Within the Smithills Estate is a classic example of an upland ecosystem which has fallen into serious decline through exploitation, damage and neglect.
Decades of inappropriate management and exploitation have led to a steady erosion of the site’s biodiversity. The estate has always been rich in wildlife, but beloved species such as the brown hare, lapwing and common lizard are all falling in numbers.
Despite this, since we started managing the site in 2015 we have catalogued over 900 species of animal, plant and fungi living or visiting the estate. This already impressive biodiversity is a great indication of what is possible with the right management.
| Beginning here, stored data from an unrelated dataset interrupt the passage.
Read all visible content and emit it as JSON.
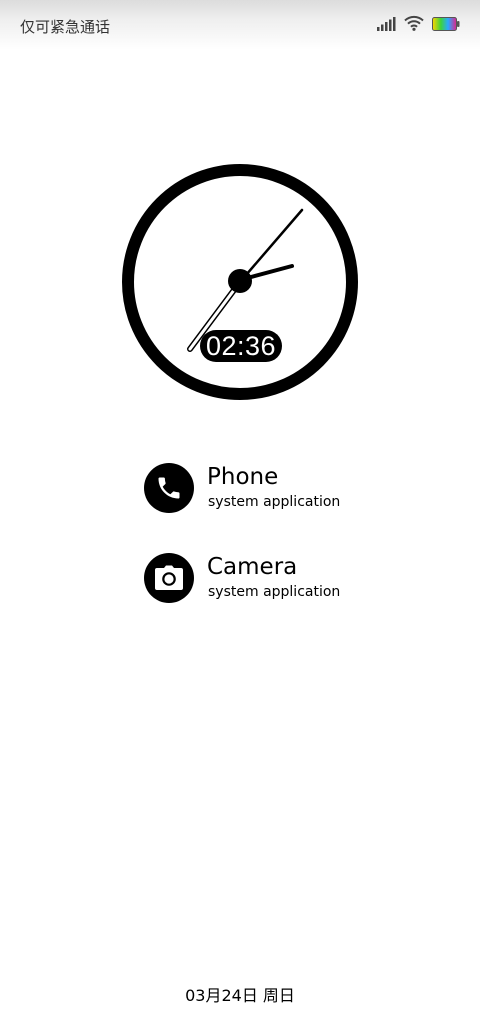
{
  "status_bar": {
    "carrier_text": "仅可紧急通话",
    "icons": [
      "signal-icon",
      "wifi-icon",
      "battery-icon"
    ],
    "colors": {
      "battery_gradient": [
        "#ffd400",
        "#3cd33c",
        "#2aa8ff",
        "#e0228a"
      ]
    }
  },
  "clock": {
    "digital_time": "02:36"
  },
  "apps": [
    {
      "name": "Phone",
      "subtitle": "system application",
      "icon": "phone-icon"
    },
    {
      "name": "Camera",
      "subtitle": "system application",
      "icon": "camera-icon"
    }
  ],
  "footer": {
    "date_text": "03月24日 周日"
  }
}
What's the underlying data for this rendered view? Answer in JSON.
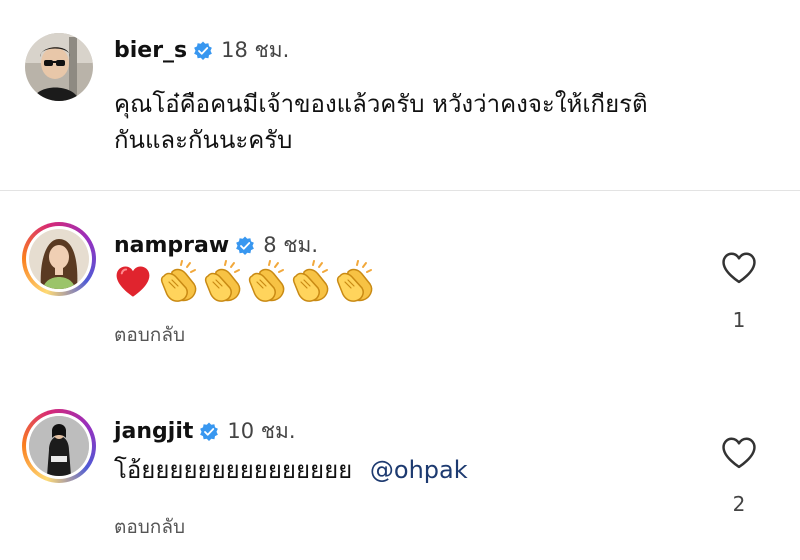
{
  "comments": [
    {
      "username": "bier_s",
      "time": "18 ชม.",
      "text_line1": "คุณโอ๋คือคนมีเจ้าของแล้วครับ หวังว่าคงจะให้เกียรติ",
      "text_line2": "กันและกันนะครับ"
    },
    {
      "username": "nampraw",
      "time": "8 ชม.",
      "emojis": [
        "red-heart",
        "clapping-hands",
        "clapping-hands",
        "clapping-hands",
        "clapping-hands",
        "clapping-hands"
      ],
      "reply_label": "ตอบกลับ",
      "like_count": "1"
    },
    {
      "username": "jangjit",
      "time": "10 ชม.",
      "text": "โอ้ยยยยยยยยยยยยยยย",
      "mention": "@ohpak",
      "reply_label": "ตอบกลับ",
      "like_count": "2"
    }
  ],
  "icons": {
    "verified": "verified-badge-icon",
    "like": "heart-outline-icon"
  },
  "colors": {
    "verified_blue": "#3897f0",
    "mention": "#1d3a70",
    "divider": "#e3e3e3"
  }
}
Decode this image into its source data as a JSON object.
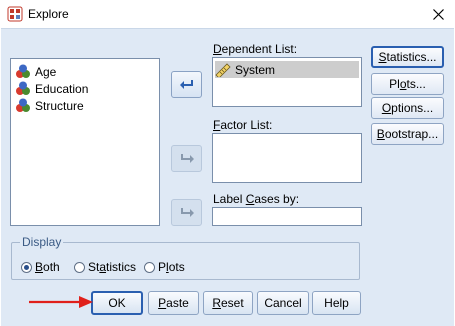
{
  "window": {
    "title": "Explore"
  },
  "variables": [
    {
      "label": "Age",
      "icon": "nominal-variable-icon"
    },
    {
      "label": "Education",
      "icon": "nominal-variable-icon"
    },
    {
      "label": "Structure",
      "icon": "nominal-variable-icon"
    }
  ],
  "dependent": {
    "label_pre": "",
    "label_ul": "D",
    "label_post": "ependent List:",
    "items": [
      "System"
    ]
  },
  "factor": {
    "label_pre": "",
    "label_ul": "F",
    "label_post": "actor List:"
  },
  "label_cases": {
    "label_pre": "Label ",
    "label_ul": "C",
    "label_post": "ases by:",
    "value": ""
  },
  "side_buttons": [
    {
      "pre": "",
      "ul": "S",
      "post": "tatistics...",
      "focused": true
    },
    {
      "pre": "Pl",
      "ul": "o",
      "post": "ts...",
      "focused": false
    },
    {
      "pre": "",
      "ul": "O",
      "post": "ptions...",
      "focused": false
    },
    {
      "pre": "",
      "ul": "B",
      "post": "ootstrap...",
      "focused": false
    }
  ],
  "display": {
    "title": "Display",
    "options": [
      {
        "pre": "",
        "ul": "B",
        "post": "oth",
        "selected": true
      },
      {
        "pre": "St",
        "ul": "a",
        "post": "tistics",
        "selected": false
      },
      {
        "pre": "P",
        "ul": "l",
        "post": "ots",
        "selected": false
      }
    ]
  },
  "bottom_buttons": [
    {
      "pre": "",
      "ul": "",
      "post": "OK",
      "default": true
    },
    {
      "pre": "",
      "ul": "P",
      "post": "aste",
      "default": false
    },
    {
      "pre": "",
      "ul": "R",
      "post": "eset",
      "default": false
    },
    {
      "pre": "",
      "ul": "",
      "post": "Cancel",
      "default": false
    },
    {
      "pre": "",
      "ul": "",
      "post": "Help",
      "default": false
    }
  ],
  "colors": {
    "accent": "#2a5fb0",
    "annotation_arrow": "#e0201b",
    "selection": "#cdcdcd"
  }
}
By observing this wildlife, there are several ecological gaps and oddities we would like to explore:
- One hundred years of inappropriate drainage has dried out the blanket bog
- Twite have not been seen since on the site the 1990s
- Breeding spots for the endangered lapwing have plummeted from 25 to 10 in the last 15 years
- The brown hare is in decline and has not been recorded since 2015
- Every British owl species was once found at Smithills, but the little owl has not been observed for several years
- The have been numerous ‘adder bites’ in the area over the last decade, but no actual records of adders – do they still live on the estate?
Now nature needs a helping hand
Now that all of Smithills is under our protection, we can ensure the land is managed appropriately and sensitively, creating a mosaic of habitats to allow wildlife to thrive once more.
We’ll more than double the native woodland at the estate by planting in ravines, converting non-native conifer woodland and scattering trees and copses across the slopes.
By sensitively boosting native woodland we’ll be enhancing the landscape and transforming the wildlife value of Smithills.